Muito presentes em esportes de alta performance, os cavalos sofrem muito por conta de condições como osteoartrite, tendinite e lesões ósseas ou musculares. Outro problema grave é a mieloencefalite protozoária equina (EPM), mais conhecida como bambeira, doença neurológica que faz com que o animal perca a estabilidade ao caminhar.

Hoje, o uso de remédios e terapias para solucionar ou amenizar esse males pode demorar vários meses ou anos para mostrar resultados.
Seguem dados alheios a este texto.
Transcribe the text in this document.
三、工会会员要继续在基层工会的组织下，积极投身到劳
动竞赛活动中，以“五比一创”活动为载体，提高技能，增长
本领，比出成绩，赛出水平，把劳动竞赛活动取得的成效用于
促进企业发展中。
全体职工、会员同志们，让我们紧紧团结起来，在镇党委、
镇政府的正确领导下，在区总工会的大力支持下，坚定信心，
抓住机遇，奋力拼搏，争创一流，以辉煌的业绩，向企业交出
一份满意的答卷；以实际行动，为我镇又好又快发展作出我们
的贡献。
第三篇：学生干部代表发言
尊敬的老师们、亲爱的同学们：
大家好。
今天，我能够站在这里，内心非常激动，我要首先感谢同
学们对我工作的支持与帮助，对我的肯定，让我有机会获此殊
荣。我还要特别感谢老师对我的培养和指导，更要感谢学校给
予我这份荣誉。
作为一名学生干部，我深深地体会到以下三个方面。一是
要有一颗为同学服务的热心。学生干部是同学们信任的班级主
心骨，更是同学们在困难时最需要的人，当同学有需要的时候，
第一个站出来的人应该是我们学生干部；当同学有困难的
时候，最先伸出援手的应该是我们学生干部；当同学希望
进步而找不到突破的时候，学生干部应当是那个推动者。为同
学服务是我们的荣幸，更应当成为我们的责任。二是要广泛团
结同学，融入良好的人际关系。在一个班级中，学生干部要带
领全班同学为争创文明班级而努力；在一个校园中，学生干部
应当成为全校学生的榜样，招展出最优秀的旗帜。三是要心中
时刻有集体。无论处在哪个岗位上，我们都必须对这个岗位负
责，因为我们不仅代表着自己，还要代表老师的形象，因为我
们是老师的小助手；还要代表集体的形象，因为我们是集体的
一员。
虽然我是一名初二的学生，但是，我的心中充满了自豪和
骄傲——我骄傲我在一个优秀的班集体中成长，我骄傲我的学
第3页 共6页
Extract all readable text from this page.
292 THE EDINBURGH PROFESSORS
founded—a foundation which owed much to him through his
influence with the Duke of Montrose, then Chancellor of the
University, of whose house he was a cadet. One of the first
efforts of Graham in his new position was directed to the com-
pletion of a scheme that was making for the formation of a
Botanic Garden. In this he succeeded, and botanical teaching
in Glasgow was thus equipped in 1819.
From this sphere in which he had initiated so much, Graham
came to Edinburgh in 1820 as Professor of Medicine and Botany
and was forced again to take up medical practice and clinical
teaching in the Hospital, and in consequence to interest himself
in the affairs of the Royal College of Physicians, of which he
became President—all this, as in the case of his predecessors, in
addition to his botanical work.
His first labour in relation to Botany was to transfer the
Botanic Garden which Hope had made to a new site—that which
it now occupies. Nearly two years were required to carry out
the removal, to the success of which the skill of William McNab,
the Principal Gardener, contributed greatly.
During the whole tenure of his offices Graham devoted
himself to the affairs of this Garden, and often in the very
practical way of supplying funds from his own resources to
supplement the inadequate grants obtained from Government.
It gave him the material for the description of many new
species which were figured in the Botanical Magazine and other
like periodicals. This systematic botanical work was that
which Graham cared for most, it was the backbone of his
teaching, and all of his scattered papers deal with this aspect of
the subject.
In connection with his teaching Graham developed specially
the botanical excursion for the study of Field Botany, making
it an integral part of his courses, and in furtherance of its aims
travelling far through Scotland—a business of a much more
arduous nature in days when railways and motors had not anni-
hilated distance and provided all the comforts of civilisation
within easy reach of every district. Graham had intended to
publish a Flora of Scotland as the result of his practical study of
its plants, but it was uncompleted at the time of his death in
A aplicação de células-tronco em cavalos tem se mostrado promissora, e resultados preliminares indicaram o retorno dos animais às pistas em apenas 180 dias, com recuperação completa.
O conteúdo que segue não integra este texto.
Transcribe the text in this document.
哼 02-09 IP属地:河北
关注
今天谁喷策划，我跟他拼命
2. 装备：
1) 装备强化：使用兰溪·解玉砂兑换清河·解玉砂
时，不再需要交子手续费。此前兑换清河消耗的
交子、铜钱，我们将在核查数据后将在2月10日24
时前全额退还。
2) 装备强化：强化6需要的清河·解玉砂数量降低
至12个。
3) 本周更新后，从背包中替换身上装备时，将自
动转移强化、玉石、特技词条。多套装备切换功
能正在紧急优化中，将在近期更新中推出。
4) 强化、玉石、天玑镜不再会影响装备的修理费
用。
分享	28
Células-tronco no tratamento de cavalos

Uso de células-tronco para tratamento de doenças em cavalos.
(Fonte: Shutterstock)

As células-tronco são um tipo célula nova, presente em recém-nascidos e algumas partes de adultos, como a medula óssea. Nessa etapa, a célula ainda não ganhou uma missão específica, podendo se transformar, por exemplo, em massa celular de ossos, músculos e órgãos. Essa característica faz com que as células-tronco possam ser usadas em tratamentos de reconstrução de tecidos em qualquer parte do organismo, substituindo regiões lesionadas.

No tratamento dos cavalos, as amostras podem ser retiradas da gordura acumulada na garupa, abaixo da pele, ou da medula óssea (tutano). Em laboratório, essas partículas são separadas das comuns e multiplicadas, podendo gerar milhões de células desse tipo, conservadas em temperaturas baixíssimas.
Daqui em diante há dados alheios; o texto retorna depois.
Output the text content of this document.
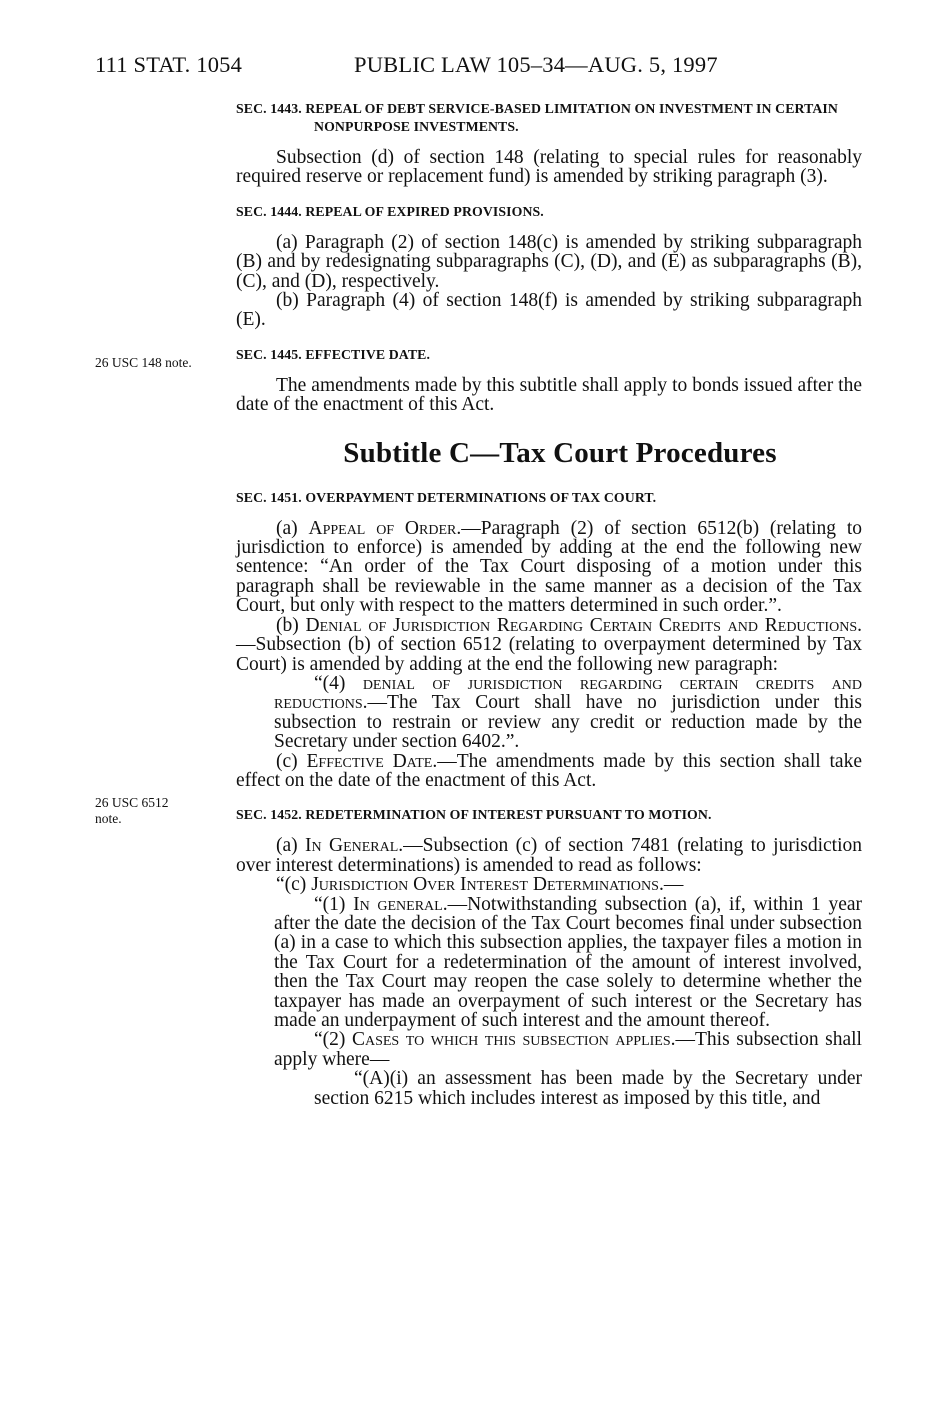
111 STAT. 1054	PUBLIC LAW 105–34—AUG. 5, 1997
26 USC 148 note.
26 USC 6512
note.
SEC. 1443. REPEAL OF DEBT SERVICE-BASED LIMITATION ON INVESTMENT IN CERTAIN NONPURPOSE INVESTMENTS.

Subsection (d) of section 148 (relating to special rules for reasonably required reserve or replacement fund) is amended by striking paragraph (3).

SEC. 1444. REPEAL OF EXPIRED PROVISIONS.

(a) Paragraph (2) of section 148(c) is amended by striking subparagraph (B) and by redesignating subparagraphs (C), (D), and (E) as subparagraphs (B), (C), and (D), respectively.

(b) Paragraph (4) of section 148(f) is amended by striking subparagraph (E).

SEC. 1445. EFFECTIVE DATE.

The amendments made by this subtitle shall apply to bonds issued after the date of the enactment of this Act.

Subtitle C—Tax Court Procedures
SEC. 1451. OVERPAYMENT DETERMINATIONS OF TAX COURT.

(a) Appeal of Order.—Paragraph (2) of section 6512(b) (relating to jurisdiction to enforce) is amended by adding at the end the following new sentence: “An order of the Tax Court disposing of a motion under this paragraph shall be reviewable in the same manner as a decision of the Tax Court, but only with respect to the matters determined in such order.”.

(b) Denial of Jurisdiction Regarding Certain Credits and Reductions.—Subsection (b) of section 6512 (relating to overpayment determined by Tax Court) is amended by adding at the end the following new paragraph:

“(4) denial of jurisdiction regarding certain credits and reductions.—The Tax Court shall have no jurisdiction under this subsection to restrain or review any credit or reduction made by the Secretary under section 6402.”.

(c) Effective Date.—The amendments made by this section shall take effect on the date of the enactment of this Act.

SEC. 1452. REDETERMINATION OF INTEREST PURSUANT TO MOTION.

(a) In General.—Subsection (c) of section 7481 (relating to jurisdiction over interest determinations) is amended to read as follows:

“(c) Jurisdiction Over Interest Determinations.—

“(1) In general.—Notwithstanding subsection (a), if, within 1 year after the date the decision of the Tax Court becomes final under subsection (a) in a case to which this subsection applies, the taxpayer files a motion in the Tax Court for a redetermination of the amount of interest involved, then the Tax Court may reopen the case solely to determine whether the taxpayer has made an overpayment of such interest or the Secretary has made an underpayment of such interest and the amount thereof.

“(2) Cases to which this subsection applies.—This subsection shall apply where—

“(A)(i) an assessment has been made by the Secretary under section 6215 which includes interest as imposed by this title, and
Como funciona o tratamento?

O tratamento é promissor, mas ainda não é regulamentado.
(Fonte: Shutterstock)

Embora pareça novidade, esse tipo de tratamento já é realizado no País há mais de dez anos. A técnica tem com diferencial o fato de não gerar efeitos colaterais e ter rápida efetividade. De acordo com Nance Nardi, bióloga e doutora em Imunologia, o tratamento é desconhecido por muitos donos de animais e tem como vantagens o baixo custo e os altos índices de êxito depois de aplicadas as primeiras doses. “O tratamento celular pode resultar na cura total do animal, permitindo não apenas o alívio da dor, mas a volta da capacidade funcional integral”, diz a especialista.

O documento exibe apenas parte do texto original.